Channels ▼
RSS

Parallel

Array Building Blocks: A Flexible Parallel Programming Model for Multicore and Many-Core Architectures


Function Definitions in Array Building Blocks

Functions written using in Array Building Blocks are expressed in C++. A developer simply writes a function that uses Array Building Blocks types and operations. That function is then captured by Array Building Blocks to turn it into an Array Building Blocks closure. A closure is a representation of a “recorded” computation. Closures are compiled to vectorized machine language by Array Building Blocks and can then be executed repeatedly with different parameters. Once a closure has been captured, it is immutable, which allows Array Building Blocks to generate optimized code once for a given device, and then reuse that code repeatedly. However, to support a powerful form of generic programming, it is possible to capture closures from a given C++ function repeatedly but with different parameters based on non-local C++ references.

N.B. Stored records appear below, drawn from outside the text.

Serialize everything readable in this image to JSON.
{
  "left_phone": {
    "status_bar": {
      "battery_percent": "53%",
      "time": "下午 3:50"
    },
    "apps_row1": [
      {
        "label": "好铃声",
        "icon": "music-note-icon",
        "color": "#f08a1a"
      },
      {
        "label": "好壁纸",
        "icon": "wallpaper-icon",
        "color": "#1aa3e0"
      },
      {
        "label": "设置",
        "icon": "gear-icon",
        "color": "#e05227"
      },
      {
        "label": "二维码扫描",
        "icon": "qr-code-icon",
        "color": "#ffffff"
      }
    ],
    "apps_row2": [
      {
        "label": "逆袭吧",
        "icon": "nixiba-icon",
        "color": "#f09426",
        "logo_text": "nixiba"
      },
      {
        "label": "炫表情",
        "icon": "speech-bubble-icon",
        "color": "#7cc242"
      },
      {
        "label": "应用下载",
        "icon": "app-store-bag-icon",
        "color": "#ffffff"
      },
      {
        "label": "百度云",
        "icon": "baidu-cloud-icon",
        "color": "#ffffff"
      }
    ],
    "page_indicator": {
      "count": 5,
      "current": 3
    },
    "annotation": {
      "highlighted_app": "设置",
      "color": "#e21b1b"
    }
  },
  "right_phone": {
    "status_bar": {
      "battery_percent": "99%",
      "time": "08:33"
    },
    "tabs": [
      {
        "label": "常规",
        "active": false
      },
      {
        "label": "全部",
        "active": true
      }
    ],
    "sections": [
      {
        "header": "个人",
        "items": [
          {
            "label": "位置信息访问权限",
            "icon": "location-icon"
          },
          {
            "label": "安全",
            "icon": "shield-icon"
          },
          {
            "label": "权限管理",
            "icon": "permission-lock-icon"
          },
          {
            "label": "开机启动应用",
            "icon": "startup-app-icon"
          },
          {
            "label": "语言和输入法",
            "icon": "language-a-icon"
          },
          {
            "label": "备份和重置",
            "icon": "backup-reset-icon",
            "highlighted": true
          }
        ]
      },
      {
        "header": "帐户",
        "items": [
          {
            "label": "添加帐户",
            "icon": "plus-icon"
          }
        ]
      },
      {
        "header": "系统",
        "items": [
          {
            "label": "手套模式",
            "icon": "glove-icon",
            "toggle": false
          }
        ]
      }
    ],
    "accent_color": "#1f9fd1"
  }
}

Developers do not need to be aware of closures at first. Array Building Blocks provides a call function that can be used to invoke Array Building Blocks functions directly from within C++ or within other Array Building Blocks function definitions. The first time a given function pointer is passed to the call function, a closure is captured implicitly, compiled, cached, and called immediately. Subsequent calls of the same function pointer reuse this implicitly captured closure without any compilation overhead. Here is an example:


void foo(const dense<T>& A, dense<T>& B);
   ...
dense<T> A, B;
bind(A, addrA, N);
bind(B, addrB, N);
   ...
call(foo)(A, B);

The capture process amounts to little more than executing the provided C++ function. All Array Building Blocks types and operations are implemented so that they record their effects instead of executing immediately. Thus, when a function containing Array Building Blocks code is executed during a capture, all Array Building Blocks operations within it are collected and stored in the resulting closure as they are encountered. C++ operations that do not use Array Building Blocks types execute immediately during closure capture and are not collected as part of the resulting closure.

[Click image to view at full size]
Table 1

This design actually provides advanced developers with a powerful specialization mechanism, which can provide performance benefits multiplicative with parallelization. Array Building Blocks functions may depend on any other non-local C++ state during capture, such as the value of a global variable. The values of such state are effectively "frozen" during the capture process. By modifying such values and calling capture again as needed, any number of specialized closures parameterized by the given state is created. In addition, native C++ control flow can manipulate the capture sequence of operations in natural ways, and overhead such as virtual function calls and callbacks through function pointers can be effectively compiled out.

Kernel Processing Style

An Array Building Blocks call operation is essentially a serial operation. Functions invoked within this mechanism may contain internal parallelism however. For example, a function invoked by a call may apply an element-wise operation in parallel to a container, or a collective operation such as a reduction, but the call itself simply runs these operations in sequence. However given the extensive set of parallel operations provided in Array Building Blocks, significant parallelism can be expressed in this fashion. In addition, parallel operations inside a call are fused for greater efficiency.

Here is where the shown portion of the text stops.